Been Clockin' Around ?

Clearly the angle subtended by any two adjacent markings is 30 degrees. So the hour hand moves 30 degrees every 60 minutes therefore it would move 1 / 2 degrees every minute. Similarly the minute hand moves 360 degrees every 60 minutes so it would move 6 degrees every minute . Now as mentioned the minute and hour hand should point between any two adjacent markings and not at exactly at any particular marking also given that they should make a angle of p degrees where p is a natural number.
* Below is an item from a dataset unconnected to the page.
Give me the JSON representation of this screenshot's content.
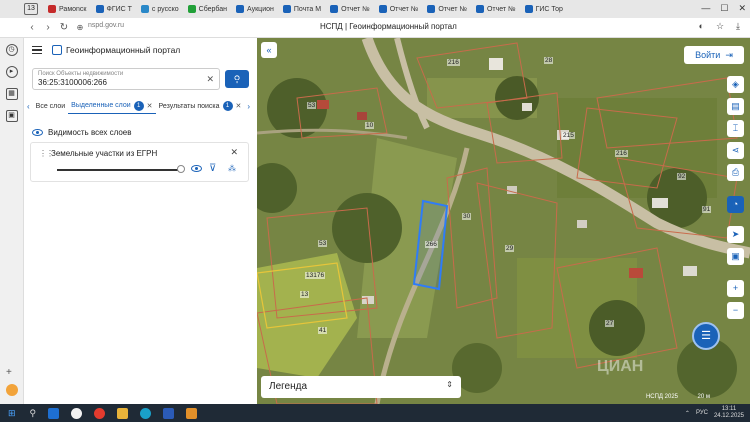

So now if we take at particular time x : y when the hour and minute hand make a angle of p degrees then we say and make a equation as follows- 30 - y/2 + 30q + 6y - 30r = p Because it is given to us that the we would count the angle clockwise from the hour hand so if it is y minutes then the hour hand would move x/2 degrees and 30 - x/2 give us the angle between the nearest marking clockwise to hour hand and the hour hand. We add 30q because q is number of markings that lie between the hour hand and the minute and we multiply 30 two give the total angle subtended by those markings. Next we add 6x - 30 because 6x represent the total angle from the marking that represents 12 : 00 clock and the minute hand and 6x - 30r give the angle between the minute hand and the nearest marking anticlockwise from minute hand with r being the total no. of markings between marking that represents 12 : 00 clock and the minute hand . Adding all these gives us the the angle between the hour hand and the minute hand which we took p . Simplifying gives us- 11y/2 + 30(1+ q - r)=p which finally leads us to y = p - 30 (1+ q - r)/11 with the denominator being constant 11.